Fotoğraf: Evrensel | Görsel: 'Kentin Hayaletleri' kitap kapağı

Paylaş

Turan DAL
Mersin

Yazar İnan Palancı’nın eseri “Kentin Hayaletleri” geçen mart ayında okurlarıyla buluştu.

Karacadağ bölgesinde görev yapan bir köy öğretmeninin yaşamına odaklanan romanda kenti ve tarihi biçimlendiren değerleri güncel ve tarihsel imgelerle anlatıyor. Kimi zaman da edebiyat, müzik, sinema gibi sanat dallarının kahramanlarıyla okuyucuya aktarıyor.

“Kentin Hayaletleri” romanının yazarı Dr. İnan Palancı’yla yeni kitabı üzerine bir sohbet gerçekleştirdik. Romanının yazılış sürecini ve  karakterlerini anlatan Palancı “Karakterlere iyi bir termal kameranın gözünden bakıp farklı olduğu kadar benzer özellikleri de olan o kızılımsı sıcak ruhlarını sergilemeye çalıştım.” dedi.

Neden edebiyat ve özellikle roman?

Üniversite dönemim genel anlamda daha politik kitaplar okuyarak geçti. Ama hiçbir zaman ortaokul sonları ya da lise başlarında okuduğum Tolstoy’un Diriliş romanında aldığım hazzı alamadım. O zaman çok iyi hatırlıyorum kitaptaki hapishanenin kokusunu beni rahatsız edecek kadar güçlü bir biçimde hissetmiştim. Sonradan bu durumun daha doğrusu bu duygunun çok ama çok anlamlı olduğuna kanaat getirdim ve yazmaya karar verdim. Tabi 20 yıllık bir süreçten bahsediyoruz kısaca bu şekilde anlatabilirim.
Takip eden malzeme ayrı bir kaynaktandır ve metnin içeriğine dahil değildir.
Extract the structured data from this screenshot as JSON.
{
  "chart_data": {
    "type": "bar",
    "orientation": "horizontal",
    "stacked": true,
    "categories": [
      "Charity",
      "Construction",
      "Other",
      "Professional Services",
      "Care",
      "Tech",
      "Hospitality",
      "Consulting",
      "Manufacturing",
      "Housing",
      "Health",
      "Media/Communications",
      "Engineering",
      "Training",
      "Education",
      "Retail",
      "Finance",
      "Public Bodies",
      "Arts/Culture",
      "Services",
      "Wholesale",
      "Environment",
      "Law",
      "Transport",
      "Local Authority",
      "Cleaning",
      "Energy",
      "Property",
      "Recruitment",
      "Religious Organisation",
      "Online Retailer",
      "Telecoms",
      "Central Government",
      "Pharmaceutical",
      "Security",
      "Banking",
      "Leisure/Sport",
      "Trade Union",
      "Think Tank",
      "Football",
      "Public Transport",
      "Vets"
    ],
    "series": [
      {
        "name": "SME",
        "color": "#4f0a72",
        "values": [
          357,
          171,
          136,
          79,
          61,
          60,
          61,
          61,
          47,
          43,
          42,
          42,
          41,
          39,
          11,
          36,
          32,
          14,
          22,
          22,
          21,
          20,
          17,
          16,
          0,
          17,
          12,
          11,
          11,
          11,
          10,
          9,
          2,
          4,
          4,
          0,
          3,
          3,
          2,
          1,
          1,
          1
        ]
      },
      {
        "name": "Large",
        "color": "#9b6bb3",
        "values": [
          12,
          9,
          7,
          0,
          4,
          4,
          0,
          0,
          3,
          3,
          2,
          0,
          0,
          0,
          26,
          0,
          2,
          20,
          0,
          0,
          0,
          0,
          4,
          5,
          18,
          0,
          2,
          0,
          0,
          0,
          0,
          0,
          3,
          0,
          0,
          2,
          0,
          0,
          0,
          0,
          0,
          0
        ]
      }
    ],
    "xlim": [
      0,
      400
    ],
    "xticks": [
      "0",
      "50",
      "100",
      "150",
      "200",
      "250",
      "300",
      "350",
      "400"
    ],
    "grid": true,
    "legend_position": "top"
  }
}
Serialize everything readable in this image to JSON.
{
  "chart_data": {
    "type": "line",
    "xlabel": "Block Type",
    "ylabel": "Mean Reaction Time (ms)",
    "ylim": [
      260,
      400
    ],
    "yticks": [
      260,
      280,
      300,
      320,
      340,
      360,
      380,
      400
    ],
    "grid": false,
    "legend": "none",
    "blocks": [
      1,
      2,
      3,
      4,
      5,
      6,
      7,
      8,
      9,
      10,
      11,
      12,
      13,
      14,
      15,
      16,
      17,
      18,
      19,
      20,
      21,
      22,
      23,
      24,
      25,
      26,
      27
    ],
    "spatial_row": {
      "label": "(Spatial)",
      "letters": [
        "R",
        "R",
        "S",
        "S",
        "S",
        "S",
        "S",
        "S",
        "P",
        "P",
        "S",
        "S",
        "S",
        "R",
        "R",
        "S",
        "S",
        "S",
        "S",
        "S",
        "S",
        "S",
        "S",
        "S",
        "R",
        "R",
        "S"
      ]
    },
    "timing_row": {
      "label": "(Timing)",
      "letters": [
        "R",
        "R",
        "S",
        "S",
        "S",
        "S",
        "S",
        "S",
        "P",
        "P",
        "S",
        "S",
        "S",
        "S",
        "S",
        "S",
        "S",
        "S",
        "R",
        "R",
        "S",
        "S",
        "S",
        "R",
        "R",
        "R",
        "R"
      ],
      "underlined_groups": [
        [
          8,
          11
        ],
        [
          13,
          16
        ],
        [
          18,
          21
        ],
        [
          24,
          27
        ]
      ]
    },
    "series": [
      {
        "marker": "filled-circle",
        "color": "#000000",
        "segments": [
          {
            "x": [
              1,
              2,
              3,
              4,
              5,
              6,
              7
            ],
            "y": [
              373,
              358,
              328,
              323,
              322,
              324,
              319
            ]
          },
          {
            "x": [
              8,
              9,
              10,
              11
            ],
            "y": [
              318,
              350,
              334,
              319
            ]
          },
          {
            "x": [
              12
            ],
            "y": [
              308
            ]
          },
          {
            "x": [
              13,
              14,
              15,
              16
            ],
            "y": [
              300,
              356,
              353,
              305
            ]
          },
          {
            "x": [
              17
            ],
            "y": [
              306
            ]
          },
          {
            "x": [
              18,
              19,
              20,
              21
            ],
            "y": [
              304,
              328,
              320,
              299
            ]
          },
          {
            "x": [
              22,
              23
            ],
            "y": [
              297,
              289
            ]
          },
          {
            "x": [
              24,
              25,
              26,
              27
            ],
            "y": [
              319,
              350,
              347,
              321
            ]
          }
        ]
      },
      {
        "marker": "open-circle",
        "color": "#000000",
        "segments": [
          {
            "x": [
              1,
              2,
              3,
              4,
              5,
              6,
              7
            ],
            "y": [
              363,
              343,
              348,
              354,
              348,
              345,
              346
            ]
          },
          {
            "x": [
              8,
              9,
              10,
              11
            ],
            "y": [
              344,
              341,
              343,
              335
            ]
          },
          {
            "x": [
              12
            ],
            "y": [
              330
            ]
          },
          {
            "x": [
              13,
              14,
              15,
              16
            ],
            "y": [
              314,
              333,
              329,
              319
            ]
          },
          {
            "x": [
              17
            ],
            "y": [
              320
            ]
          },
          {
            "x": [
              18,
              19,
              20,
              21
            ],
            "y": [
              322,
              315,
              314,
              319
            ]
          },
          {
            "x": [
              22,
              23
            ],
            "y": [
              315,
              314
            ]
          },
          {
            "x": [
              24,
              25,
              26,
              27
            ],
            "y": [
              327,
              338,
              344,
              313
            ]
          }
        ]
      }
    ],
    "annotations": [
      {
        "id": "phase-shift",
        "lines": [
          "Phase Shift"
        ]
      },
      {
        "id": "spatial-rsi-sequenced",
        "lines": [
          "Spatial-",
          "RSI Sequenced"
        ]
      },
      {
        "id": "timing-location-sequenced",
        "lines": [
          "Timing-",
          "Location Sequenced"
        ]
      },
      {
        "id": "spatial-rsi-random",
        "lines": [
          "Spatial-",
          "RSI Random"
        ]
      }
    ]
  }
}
Kitabınızı birkaç cümleyle özetler misiniz?

Kitap, başlangıç itibarı ile Karacadağ bölgesinde görev yapan bir köy öğretmeninin yaşamına odaklanıyor. Fakat sonrasında farklı şehir, ülke ve zaman dilimlerinde yolları kesişen, ayrılan karakterler üzerinden basit sayılabilecek nedenlerle aldığımız kararların sonraki yaşamlarımız üzerinde olan sarsıcı etkilerini anlatıyor. İnsan olarak kendimizi gerçekleştirme çabalarımıza ve bazen bu çabaların anlamsızlığına, sonra hüznün ve melankolinin büyülü taraflarına; yani kısaca hayalin ve hayatın kendisine odaklanan bir kitap diyebiliriz.

Bir roman yazdınız ve onlarca karaktere can verdiniz, kimlerden etkilendiniz? Kahramanlarınızın gerçekle bağı ne kadar?

Benim karakterlerim genel anlamda yakın çevremdeki insanlardan oluşur. Daha doğrusu başlangıç noktaları. Sonra bu insanların ruhlarına biraz benden bir şeyler katılır biraz metnin kendisi bir şeyler ekler az birazda karakterin kendisinden bir şeyler kalır ve ortaya yepyeni bir kahraman çıkar. Yani mesela Gürkan öğretmen benim yakın arkadaşım ama romandaki Gürkan’la arasında bağlar olmasının yanın da çok ama çok fazla ilintisiz durumlar da mevcut. Bu önemli, aynı örnek üzerinden gidersek Gürkan öğretmenden esinlenme ve yeni bir form oluşturmak için destek arama var ama bir biyografi durumu yok.

Roman kahramanınız üzerinden aslında bir Diyarbakır’ı ve bu coğrafyada yaşanan olayları anlatıyorsunuz Neler söylemek istersiniz?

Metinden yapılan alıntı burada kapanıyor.